Village of Orland Park officials are giving thumbs-up to a plan to build a new school on the property of existing Fernway Park Elementary School.

Fernway is located at 16600 S. 88th Avenue and is a part of the Kirby School District 140 group of schools, but is the only one in Orland Park. The other six are in Tinley Park.

The new school would be approximately 95,000 square feet plus there will be outdoor recreational facilities. The old building would be demolished after the new school is built.

During a recent Plan Commission meeting, Orland Hills Mayor Kyle Hastings brought up concerns about stormwater management, construction logistics, traffic circulation and other items.

The Plan Commission voted 5-1, with one member absent, to approve District 140’s request and it was brought to the Orland Park board’s Committee of the Whole meeting on May 15.

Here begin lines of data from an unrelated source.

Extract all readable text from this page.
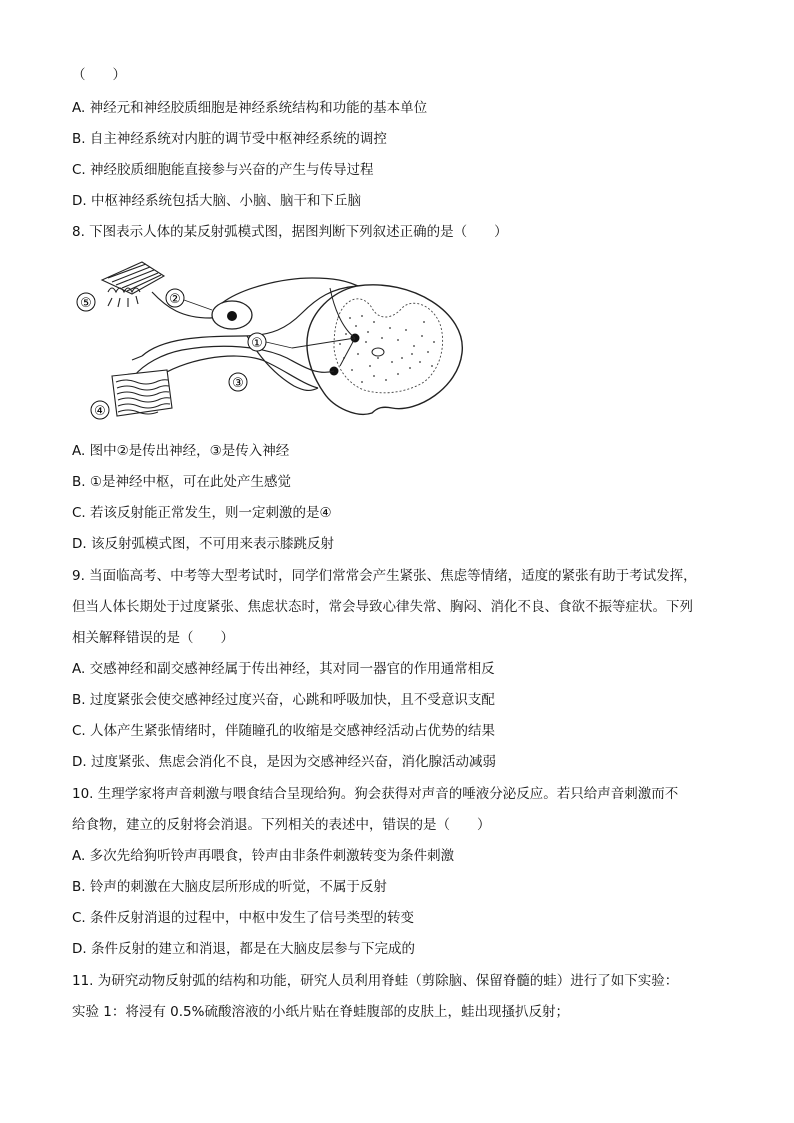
（　　）
A. 神经元和神经胶质细胞是神经系统结构和功能的基本单位
B. 自主神经系统对内脏的调节受中枢神经系统的调控
C. 神经胶质细胞能直接参与兴奋的产生与传导过程
D. 中枢神经系统包括大脑、小脑、脑干和下丘脑
8. 下图表示人体的某反射弧模式图，据图判断下列叙述正确的是（　　）
⑤	②
①
③
④
A. 图中②是传出神经，③是传入神经
B. ①是神经中枢，可在此处产生感觉
C. 若该反射能正常发生，则一定刺激的是④
D. 该反射弧模式图，不可用来表示膝跳反射
9. 当面临高考、中考等大型考试时，同学们常常会产生紧张、焦虑等情绪，适度的紧张有助于考试发挥，
但当人体长期处于过度紧张、焦虑状态时，常会导致心律失常、胸闷、消化不良、食欲不振等症状。下列
相关解释错误的是（　　）
A. 交感神经和副交感神经属于传出神经，其对同一器官的作用通常相反
B. 过度紧张会使交感神经过度兴奋，心跳和呼吸加快，且不受意识支配
C. 人体产生紧张情绪时，伴随瞳孔的收缩是交感神经活动占优势的结果
D. 过度紧张、焦虑会消化不良，是因为交感神经兴奋，消化腺活动减弱
10. 生理学家将声音刺激与喂食结合呈现给狗。狗会获得对声音的唾液分泌反应。若只给声音刺激而不
给食物，建立的反射将会消退。下列相关的表述中，错误的是（　　）
A. 多次先给狗听铃声再喂食，铃声由非条件刺激转变为条件刺激
B. 铃声的刺激在大脑皮层所形成的听觉，不属于反射
C. 条件反射消退的过程中，中枢中发生了信号类型的转变
D. 条件反射的建立和消退，都是在大脑皮层参与下完成的
11. 为研究动物反射弧的结构和功能，研究人员利用脊蛙（剪除脑、保留脊髓的蛙）进行了如下实验：
实验 1：将浸有 0.5%硫酸溶液的小纸片贴在脊蛙腹部的皮肤上，蛙出现搔扒反射；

Orland Park Mayor Keith Pekau said he was in favor of the new school despite Hastings’ reservations.

“He said his engineers don’t agree with our plan or with the school’s plan,” Pekau said.

Pekau added that that it’s not the school’s job to mitigate “poor planning” regarding stormwater from neighboring Westhaven Subdivision, which is an Orland Hills subdivision.  He said three sets of engineers judged that the project meets the proper requirements.

“It really floors me that a mayor who is building not one, but two drug dens, one of which is very close to two schools, would be against a new school for the students [in his town to go to],” Pekau said. “Since this school also educates students that reside in Orland Park, I find this unacceptable. I wholeheartedly support this project and building a new school for the children of Orland Park, Tinley Park and Orland Hills.”

Looking ahead

The board and village staff members continue to hammer out a plan through 2027 and there were deep discussions on capital improvement and financial planning.

Pekau said that poor decisions by previous boards hurt the village before he took over and the board has been trying to make up for that in recent years. He said that it’s time to look ahead and there might be more tough decisions ahead.

“We’ve made a lot of hard decisions, but we simply can’t squeeze any more juice out of this orange without major cuts to service or irresponsibly neglecting capital needs,” he said. “For me, and the board, this is not an option.

“That means an increase in revenue. The state shorting us $74 million and some very poor decisions before any of us arrived here from the village shorted us at least $92 million and debatably as much as $122 million.  Either of these and we would have zero need for more revenue and could easily cover any differences with debt. That is why long-term planning with fact is so important.”

Some of the future plans include implementing a utility tax, increasing home rule sales tax 0.5% [which does not apply to titled goods, groceries and some other goods], eliminating vehicle stickers, and implementing a target to lower property taxes to 5% of the overall property tax bill, which is currently 6.2%.